Green Lighting Blog – All things Green



CFL Q & A

All Information courtsey of TCP (TCPI.com)

Q. Do CFLs contain mercury? If so, why?

A: Mercury is an essential ingredient for most energy efficient lighting products, including CFLs. It is the mercury that excites phosphors in a CFL, causing them to glow and give light.

The amount of mercury in the most popular and widely used TCP CFLs is minimal, ranging between 2.3 mg and 3.5 mg. That is lower than other CFLs on the market, which generally contain approximately 5 mg, roughly the equivalent of the tip of a ballpoint pen.

By comparison, older home thermometers contain 500 milligrams of mercury and many manual thermostats contain up to 3000 milligrams. It would take between 100 and 600 CFLs to equal those amounts.

Mercury can be added to the CFL in two ways.

Some manufacturers use liquid mercury, which is less expensive and more difficult to accurately dose.

TCP uses amalgam, a small “pill” which is a solid state form of mercury and other elements. Amalgam is much easier and more accurate to dose.

TCP is the only manufacturer using 100 percent amalgam in its CFL products.

Q. Since CFLs contain mercury, how can they still be good for the environment?

A: CFLs are responsible for less mercury than standard incandescent light bulbs, and actually work to prevent mercury from entering our air, where it most affects our health.

The highest source of mercury in our air comes from burning fossil fuels such as coal, the most common fuel used in the U.S. to produce electricity.

A CFL uses 75% less energy than an incandescent light bulb and lasts at least six times longer. A power plant will emit 10 mg of mercury to produce the electricity to run an incandescent bulb compared to only 2.4 mg of mercury to run a CFL for the same time.

Q..Should I be concerned about using CFLs in my home? Q.

A: CFLs are safe to use in your home. No mercury is released when the bulbs are in use and they pose no danger to you or your family when used properly.

Q. How do I safely dispose of a CFL when it burns out?

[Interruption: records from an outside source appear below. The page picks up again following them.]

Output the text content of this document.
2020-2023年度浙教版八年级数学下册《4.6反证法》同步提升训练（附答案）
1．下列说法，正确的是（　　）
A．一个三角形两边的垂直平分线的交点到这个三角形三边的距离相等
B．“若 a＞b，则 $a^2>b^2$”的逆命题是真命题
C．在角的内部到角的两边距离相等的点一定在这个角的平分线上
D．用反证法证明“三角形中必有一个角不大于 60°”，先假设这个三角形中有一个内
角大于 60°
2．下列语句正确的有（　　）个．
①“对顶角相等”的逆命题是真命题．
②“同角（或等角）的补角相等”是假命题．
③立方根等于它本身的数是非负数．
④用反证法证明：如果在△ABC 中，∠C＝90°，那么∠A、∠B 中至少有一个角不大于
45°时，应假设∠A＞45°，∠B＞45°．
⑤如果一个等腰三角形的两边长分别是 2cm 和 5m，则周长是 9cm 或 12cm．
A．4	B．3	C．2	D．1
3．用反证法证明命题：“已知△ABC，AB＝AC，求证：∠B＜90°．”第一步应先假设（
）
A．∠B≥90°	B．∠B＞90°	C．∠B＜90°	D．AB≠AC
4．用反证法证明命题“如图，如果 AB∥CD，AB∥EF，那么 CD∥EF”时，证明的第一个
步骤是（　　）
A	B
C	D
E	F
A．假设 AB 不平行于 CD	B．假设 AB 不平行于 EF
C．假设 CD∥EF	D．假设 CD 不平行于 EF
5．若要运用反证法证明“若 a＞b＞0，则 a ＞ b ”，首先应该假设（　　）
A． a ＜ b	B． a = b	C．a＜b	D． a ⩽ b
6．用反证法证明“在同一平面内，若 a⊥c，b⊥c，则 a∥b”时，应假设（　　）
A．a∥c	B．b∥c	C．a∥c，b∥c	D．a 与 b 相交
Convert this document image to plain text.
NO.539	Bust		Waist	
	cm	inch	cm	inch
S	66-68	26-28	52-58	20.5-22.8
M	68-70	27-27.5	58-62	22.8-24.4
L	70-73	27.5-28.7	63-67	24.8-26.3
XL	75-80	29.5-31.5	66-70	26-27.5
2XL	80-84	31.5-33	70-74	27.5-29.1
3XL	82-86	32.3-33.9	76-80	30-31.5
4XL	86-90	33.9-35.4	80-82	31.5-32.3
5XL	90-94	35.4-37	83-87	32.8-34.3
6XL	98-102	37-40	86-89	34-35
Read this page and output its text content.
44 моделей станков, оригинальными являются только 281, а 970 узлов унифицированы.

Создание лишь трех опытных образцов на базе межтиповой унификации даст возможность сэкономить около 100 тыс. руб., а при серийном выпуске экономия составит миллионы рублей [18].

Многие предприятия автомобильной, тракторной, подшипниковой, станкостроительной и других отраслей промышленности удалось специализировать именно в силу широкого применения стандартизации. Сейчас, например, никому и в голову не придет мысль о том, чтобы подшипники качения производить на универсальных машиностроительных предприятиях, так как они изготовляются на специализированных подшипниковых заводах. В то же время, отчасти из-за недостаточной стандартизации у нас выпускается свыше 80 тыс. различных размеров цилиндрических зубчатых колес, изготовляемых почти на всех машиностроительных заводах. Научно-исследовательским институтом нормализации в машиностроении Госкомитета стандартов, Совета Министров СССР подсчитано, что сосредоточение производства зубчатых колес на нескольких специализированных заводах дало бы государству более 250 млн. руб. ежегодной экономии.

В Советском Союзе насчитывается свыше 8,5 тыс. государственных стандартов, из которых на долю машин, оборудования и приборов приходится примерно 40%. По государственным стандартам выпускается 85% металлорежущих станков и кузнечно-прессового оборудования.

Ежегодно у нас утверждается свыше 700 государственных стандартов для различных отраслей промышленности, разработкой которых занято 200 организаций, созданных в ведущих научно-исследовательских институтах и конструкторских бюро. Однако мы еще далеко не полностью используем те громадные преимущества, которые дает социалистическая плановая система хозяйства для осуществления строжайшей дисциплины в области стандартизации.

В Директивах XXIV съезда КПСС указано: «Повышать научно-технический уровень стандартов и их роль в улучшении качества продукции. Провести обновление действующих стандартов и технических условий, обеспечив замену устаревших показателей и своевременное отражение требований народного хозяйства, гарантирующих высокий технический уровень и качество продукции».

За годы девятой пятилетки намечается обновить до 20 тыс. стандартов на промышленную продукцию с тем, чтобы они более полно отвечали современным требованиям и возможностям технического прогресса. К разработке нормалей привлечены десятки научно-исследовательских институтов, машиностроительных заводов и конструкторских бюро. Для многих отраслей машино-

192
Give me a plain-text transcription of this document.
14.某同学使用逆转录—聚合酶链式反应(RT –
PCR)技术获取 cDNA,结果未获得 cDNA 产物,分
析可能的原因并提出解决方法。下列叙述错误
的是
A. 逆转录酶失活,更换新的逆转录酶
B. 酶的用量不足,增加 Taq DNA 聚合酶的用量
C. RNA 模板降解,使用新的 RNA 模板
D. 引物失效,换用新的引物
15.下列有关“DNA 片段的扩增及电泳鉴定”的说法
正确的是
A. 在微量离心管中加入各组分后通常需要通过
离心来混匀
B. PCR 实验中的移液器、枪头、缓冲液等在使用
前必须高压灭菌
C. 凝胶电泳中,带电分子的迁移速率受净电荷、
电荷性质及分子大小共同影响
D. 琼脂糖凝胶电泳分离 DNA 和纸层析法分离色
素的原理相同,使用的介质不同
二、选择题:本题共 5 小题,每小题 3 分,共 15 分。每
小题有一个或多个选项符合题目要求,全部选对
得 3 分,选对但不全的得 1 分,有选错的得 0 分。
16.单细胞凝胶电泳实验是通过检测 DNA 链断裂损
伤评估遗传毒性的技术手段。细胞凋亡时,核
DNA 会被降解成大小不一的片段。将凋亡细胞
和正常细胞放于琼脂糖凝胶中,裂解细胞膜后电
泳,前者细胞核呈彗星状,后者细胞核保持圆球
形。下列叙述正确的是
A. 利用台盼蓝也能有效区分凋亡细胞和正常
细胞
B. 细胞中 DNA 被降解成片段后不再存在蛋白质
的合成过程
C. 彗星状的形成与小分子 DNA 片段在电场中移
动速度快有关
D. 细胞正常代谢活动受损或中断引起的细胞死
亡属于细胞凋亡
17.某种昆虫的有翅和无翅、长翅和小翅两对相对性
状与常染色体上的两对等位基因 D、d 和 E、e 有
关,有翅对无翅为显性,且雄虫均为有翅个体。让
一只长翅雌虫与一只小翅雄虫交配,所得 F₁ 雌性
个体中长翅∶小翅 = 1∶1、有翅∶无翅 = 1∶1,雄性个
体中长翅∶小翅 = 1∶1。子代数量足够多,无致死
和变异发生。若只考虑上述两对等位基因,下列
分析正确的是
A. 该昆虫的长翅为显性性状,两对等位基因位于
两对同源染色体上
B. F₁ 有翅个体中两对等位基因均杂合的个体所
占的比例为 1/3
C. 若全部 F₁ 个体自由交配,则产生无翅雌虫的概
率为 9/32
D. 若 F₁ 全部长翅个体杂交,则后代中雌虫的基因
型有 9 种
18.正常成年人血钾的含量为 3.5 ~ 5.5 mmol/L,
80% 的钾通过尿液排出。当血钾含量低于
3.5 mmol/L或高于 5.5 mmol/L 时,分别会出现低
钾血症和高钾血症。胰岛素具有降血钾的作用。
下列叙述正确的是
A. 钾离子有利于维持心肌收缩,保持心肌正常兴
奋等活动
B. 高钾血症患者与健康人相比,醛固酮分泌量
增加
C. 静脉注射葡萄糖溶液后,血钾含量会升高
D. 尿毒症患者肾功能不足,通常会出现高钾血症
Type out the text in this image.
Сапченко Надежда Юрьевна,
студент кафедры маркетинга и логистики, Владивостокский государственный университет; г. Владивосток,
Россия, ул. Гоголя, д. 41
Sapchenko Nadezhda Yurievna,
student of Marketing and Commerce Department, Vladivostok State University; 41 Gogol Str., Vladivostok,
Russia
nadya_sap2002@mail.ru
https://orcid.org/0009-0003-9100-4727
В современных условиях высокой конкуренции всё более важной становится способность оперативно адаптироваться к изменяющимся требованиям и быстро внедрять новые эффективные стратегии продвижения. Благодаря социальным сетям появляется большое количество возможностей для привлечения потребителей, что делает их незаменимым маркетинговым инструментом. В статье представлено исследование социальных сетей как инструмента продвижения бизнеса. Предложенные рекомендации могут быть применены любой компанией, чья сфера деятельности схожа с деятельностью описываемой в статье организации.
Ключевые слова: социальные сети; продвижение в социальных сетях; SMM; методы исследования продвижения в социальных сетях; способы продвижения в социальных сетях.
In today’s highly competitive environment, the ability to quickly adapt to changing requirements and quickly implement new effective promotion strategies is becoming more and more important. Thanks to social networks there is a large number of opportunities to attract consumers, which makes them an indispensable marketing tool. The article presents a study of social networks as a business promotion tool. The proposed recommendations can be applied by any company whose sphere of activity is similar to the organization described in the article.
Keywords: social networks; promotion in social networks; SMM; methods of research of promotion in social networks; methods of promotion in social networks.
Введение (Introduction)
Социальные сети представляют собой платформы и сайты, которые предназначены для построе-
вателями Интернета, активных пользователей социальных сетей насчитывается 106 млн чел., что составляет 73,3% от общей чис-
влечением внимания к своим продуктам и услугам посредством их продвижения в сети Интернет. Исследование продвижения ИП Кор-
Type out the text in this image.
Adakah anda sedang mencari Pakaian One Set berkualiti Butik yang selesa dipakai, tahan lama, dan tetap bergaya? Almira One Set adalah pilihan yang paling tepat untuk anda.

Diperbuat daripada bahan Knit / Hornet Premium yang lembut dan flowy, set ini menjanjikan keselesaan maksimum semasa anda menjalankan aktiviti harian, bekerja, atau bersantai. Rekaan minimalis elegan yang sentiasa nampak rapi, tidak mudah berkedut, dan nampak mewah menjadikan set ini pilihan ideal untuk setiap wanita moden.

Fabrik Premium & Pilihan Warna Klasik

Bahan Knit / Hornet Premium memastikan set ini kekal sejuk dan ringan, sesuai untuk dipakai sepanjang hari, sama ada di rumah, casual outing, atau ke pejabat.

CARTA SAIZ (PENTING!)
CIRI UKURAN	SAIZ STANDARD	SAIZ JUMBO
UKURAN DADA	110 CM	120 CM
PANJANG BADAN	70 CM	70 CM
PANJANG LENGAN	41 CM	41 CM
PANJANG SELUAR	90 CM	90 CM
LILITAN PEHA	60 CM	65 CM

A: It is best to recycle your CFL. Recycling programs exist for mercury in older non-digital thermostats and mercury thermometers, but residential CFL recycling programs are just now appearing. To find a residential recycling program in your area, visit earth911.org or lamprecycle.org. You can also call 1-800-CLEAN-UP.

If recycling is not an option in your area, place the CFL in a sealed plastic bag and dispose the same way your would batteries, oil-based paint and motor oil at your local Household Hazardous Waste (HHW) Collection Site.

If your local HHW Collection Site cannot accept CFLs, seal the CFL in a plastic bag and place with your regular trash.


Q.:What should I do if I break a CFL?

A: If a CFL breaks carefully sweep up all the fragments – wipe the area with a wet towel and dispose of all fragments, including the used towel, in a sealed plastic bag. Follow all disposal instructions. If possible open windows to allow the room to ventilate.

Do NOT use a vacuum.

Place all fragments in a sealed plastic bag and follow disposal instructions.

Q. What steps are being taken to reduce the amount of mercury in a CFL?

A: The mercury used in all TCP CFLs is the lowest dosage possible to maintain proper lamp function, however we are committed to reducing mercury content whenever possible and as part of that call to action have joined the NEMA voluntary commitment program. All participating manufacturers have promised to cap the total mercury content of all CFLs under 25 watts at 5 mg. CFLs that use 25 – 40 watts are capped at 6 mg per unit.

Q. What is mercury, what are the sources of mercury emissions, and what are the risks?

A: Mercury is an element found naturally in the environment. Mercury emissions in the air can come from both natural and man-made sources. Utility power plants (mainly coal-fired) are the primary man-made source, as mercury that naturally exists in coal is released into the air when coal is burned to make electricity.

Coal-fired power generation accounts for roughly 40% of the mercury emissions in the U.S. EPA is implementing policies to reduce airborne mercury emissions. Under regulations issued in 2005, coal- fired power plants will need to reduce their emissions by 70 percent by 2018. Airborne mercury poses a very low risk of exposure. However, when mercury emissions deposit into

lakes and oceans, they can transform into a highly toxic form that builds up in fish. Fish consumption is the most common pathway for human exposure to mercury. Pregnant women and young children are most vulnerable to the effects of this type of mercury exposure. However, The Food and Drug Administration (FDA) estimates that most people are not exposed to harmful levels of mercury through fish consumption.